After being harvested, the grapes are being pressed right away while they’re still frozen. The yield is small –you can hardly squeeze a single drop of highly concentrated juice out of a single grape. The juice then goes through the process of fermentation in a vessel, that was made out of oak wood and it stays there for months.
One could come to think that every kind of grapes is suitable for producing Icewine, but you’re not even close enough. The climate must be suitable – the winter should come early, so the grapes could freeze, not be attacked by birds or rotten on the vineyards. Too much snow is also a big threat to the grapes – the grapes that have grown on the lower part of the vineyard, are buried in snow. The happiest Icewine producers are those, who are able to say that they’ve harvested a great amount, which is half of the amount of the grapes in the vineyard.

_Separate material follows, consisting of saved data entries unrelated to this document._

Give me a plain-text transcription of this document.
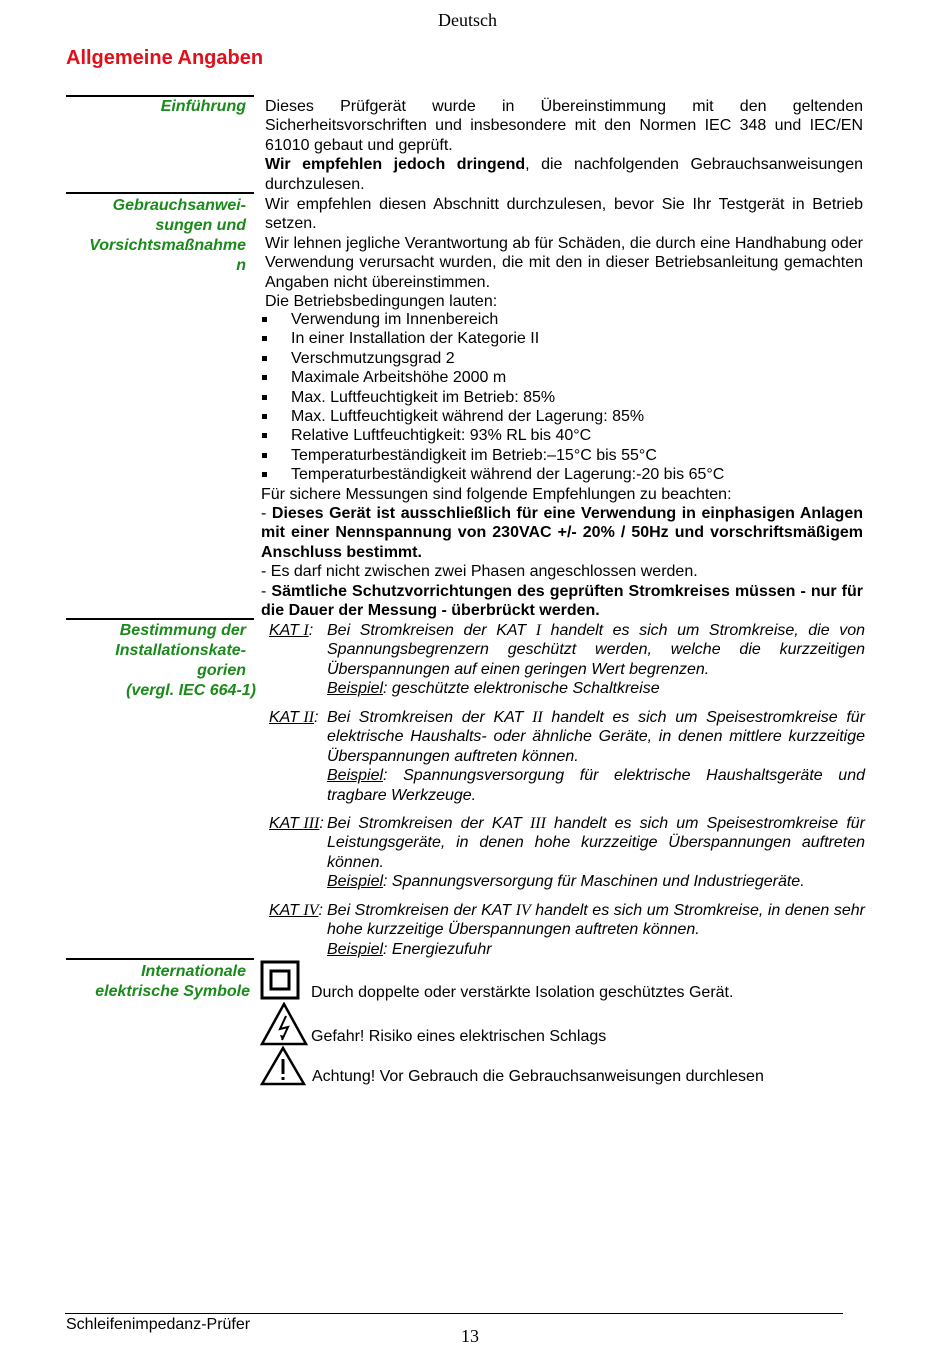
Deutsch
Allgemeine Angaben
Einführung Dieses Prüfgerät wurde in Übereinstimmung mit den geltenden Sicherheitsvorschriften und insbesondere mit den Normen IEC 348 und IEC/EN 61010 gebaut und geprüft.

Wir empfehlen jedoch dringend, die nachfolgenden Gebrauchsanweisungen durchzulesen.

Gebrauchsanwei-
sungen und
Vorsichtsmaßnahme
n

Wir empfehlen diesen Abschnitt durchzulesen, bevor Sie Ihr Testgerät in Betrieb setzen.

Wir lehnen jegliche Verantwortung ab für Schäden, die durch eine Handhabung oder Verwendung verursacht wurden, die mit den in dieser Betriebsanleitung gemachten Angaben nicht übereinstimmen.

Die Betriebsbedingungen lauten:

Verwendung im Innenbereich
In einer Installation der Kategorie II
Verschmutzungsgrad 2
Maximale Arbeitshöhe 2000 m
Max. Luftfeuchtigkeit im Betrieb: 85%
Max. Luftfeuchtigkeit während der Lagerung: 85%
Relative Luftfeuchtigkeit: 93% RL bis 40°C
Temperaturbeständigkeit im Betrieb:–15°C bis 55°C
Temperaturbeständigkeit während der Lagerung:-20 bis 65°C

Für sichere Messungen sind folgende Empfehlungen zu beachten:

- Dieses Gerät ist ausschließlich für eine Verwendung in einphasigen Anlagen mit einer Nennspannung von 230VAC +/- 20% / 50Hz und vorschriftsmäßigem Anschluss bestimmt.

- Es darf nicht zwischen zwei Phasen angeschlossen werden.

- Sämtliche Schutzvorrichtungen des geprüften Stromkreises müssen - nur für die Dauer der Messung - überbrückt werden.

Bestimmung der
Installationskate-
gorien
(vergl. IEC 664-1)
KAT I: Bei Stromkreisen der KAT I handelt es sich um Stromkreise, die von Spannungsbegrenzern geschützt werden, welche die kurzzeitigen Überspannungen auf einen geringen Wert begrenzen.

Beispiel: geschützte elektronische Schaltkreise

KAT II: Bei Stromkreisen der KAT II handelt es sich um Speisestromkreise für elektrische Haushalts- oder ähnliche Geräte, in denen mittlere kurzzeitige Überspannungen auftreten können.

Beispiel: Spannungsversorgung für elektrische Haushaltsgeräte und tragbare Werkzeuge.

KAT III: Bei Stromkreisen der KAT III handelt es sich um Speisestromkreise für Leistungsgeräte, in denen hohe kurzzeitige Überspannungen auftreten können.

Beispiel: Spannungsversorgung für Maschinen und Industriegeräte.

KAT IV: Bei Stromkreisen der KAT IV handelt es sich um Stromkreise, in denen sehr hohe kurzzeitige Überspannungen auftreten können.

Beispiel: Energiezufuhr

Internationale
elektrische Symbole	Durch doppelte oder verstärkte Isolation geschütztes Gerät.
Gefahr! Risiko eines elektrischen Schlags
Achtung! Vor Gebrauch die Gebrauchsanweisungen durchlesen
Schleifenimpedanz-Prüfer
13
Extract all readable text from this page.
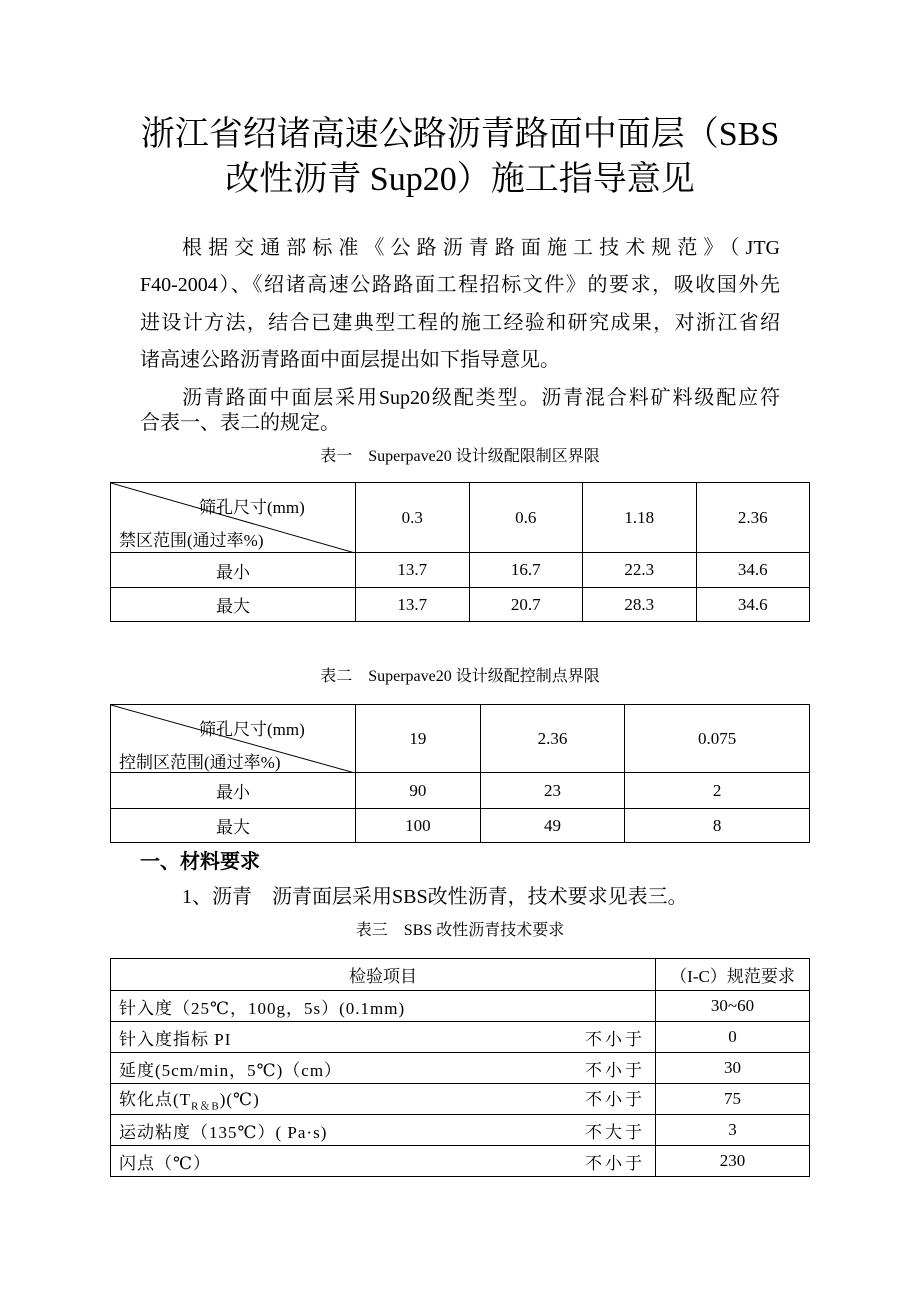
浙江省绍诸高速公路沥青路面中面层（SBS
改性沥青 Sup20）施工指导意见
根据交通部标准《公路沥青路面施工技术规范》（JTG
F40-2004）、《绍诸高速公路路面工程招标文件》的要求，吸收国外先
进设计方法，结合已建典型工程的施工经验和研究成果，对浙江省绍
诸高速公路沥青路面中面层提出如下指导意见。
沥青路面中面层采用Sup20级配类型。沥青混合料矿料级配应符
合表一、表二的规定。
表一　Superpave20 设计级配限制区界限
筛孔尺寸(mm)
禁区范围(通过率%)	0.3	0.6	1.18	2.36
最小	13.7	16.7	22.3	34.6
最大	13.7	20.7	28.3	34.6
表二　Superpave20 设计级配控制点界限
筛孔尺寸(mm)
控制区范围(通过率%)	19	2.36	0.075
最小	90	23	2
最大	100	49	8
一、材料要求
1、沥青　沥青面层采用SBS改性沥青，技术要求见表三。
表三　SBS 改性沥青技术要求
检验项目	（I-C）规范要求
针入度（25℃，100g，5s）(0.1mm)	30~60
针入度指标 PI 不小于	0
延度(5cm/min，5℃)（cm） 不小于	30
软化点$(T_{R\&B})(℃)$ 不小于	75
运动粘度（135℃）( Pa·s) 不大于	3
闪点（℃） 不小于	230
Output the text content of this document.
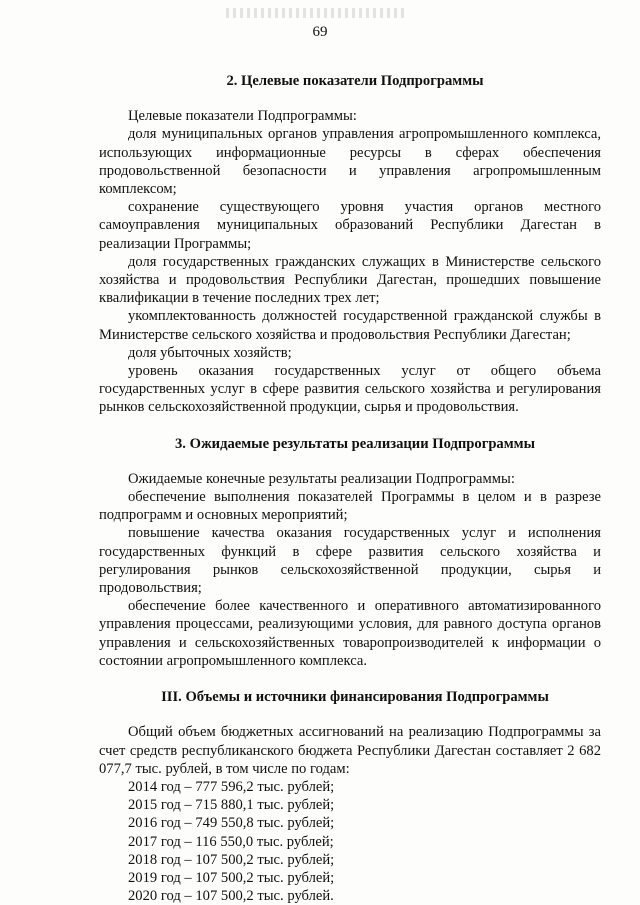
69
2. Целевые показатели Подпрограммы

Целевые показатели Подпрограммы:

доля муниципальных органов управления агропромышленного комплекса, использующих информационные ресурсы в сферах обеспечения продовольственной безопасности и управления агропромышленным комплексом;

сохранение существующего уровня участия органов местного самоуправления муниципальных образований Республики Дагестан в реализации Программы;

доля государственных гражданских служащих в Министерстве сельского хозяйства и продовольствия Республики Дагестан, прошедших повышение квалификации в течение последних трех лет;

укомплектованность должностей государственной гражданской службы в Министерстве сельского хозяйства и продовольствия Республики Дагестан;

доля убыточных хозяйств;

уровень оказания государственных услуг от общего объема государственных услуг в сфере развития сельского хозяйства и регулирования рынков сельскохозяйственной продукции, сырья и продовольствия.

3. Ожидаемые результаты реализации Подпрограммы

Ожидаемые конечные результаты реализации Подпрограммы:

обеспечение выполнения показателей Программы в целом и в разрезе подпрограмм и основных мероприятий;

повышение качества оказания государственных услуг и исполнения государственных функций в сфере развития сельского хозяйства и регулирования рынков сельскохозяйственной продукции, сырья и продовольствия;

обеспечение более качественного и оперативного автоматизированного управления процессами, реализующими условия, для равного доступа органов управления и сельскохозяйственных товаропроизводителей к информации о состоянии агропромышленного комплекса.

III. Объемы и источники финансирования Подпрограммы

Общий объем бюджетных ассигнований на реализацию Подпрограммы за счет средств республиканского бюджета Республики Дагестан составляет 2 682 077,7 тыс. рублей, в том числе по годам:

2014 год – 777 596,2 тыс. рублей;
2015 год – 715 880,1 тыс. рублей;
2016 год – 749 550,8 тыс. рублей;
2017 год – 116 550,0 тыс. рублей;
2018 год – 107 500,2 тыс. рублей;
2019 год – 107 500,2 тыс. рублей;
2020 год – 107 500,2 тыс. рублей.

The real Icewine must be made by some strict standards. For Germany, it is Qualitatswein. For Canada, this is VQA (Vinters Quality Alliance). The general rule is about the natural freezing of the grapes – you can’t just harvest the grapes earlier and put it in a giant fridge. The earliest harvesting time is the 15th of November. The sugar levels and the alcohol levels should be also natural, which means, that the sugar should be at least 125gr/l.
From everything that was mentioned above, we can only make a conclusion, that making Icewine is very risky, difficult and the produced wine is just a small amount. No wonder that the price of a bottle (0,375/0,500ml) of such an Icewine starts from 60-70 $. A leader on the market is Canada, followed by Germany and Austria.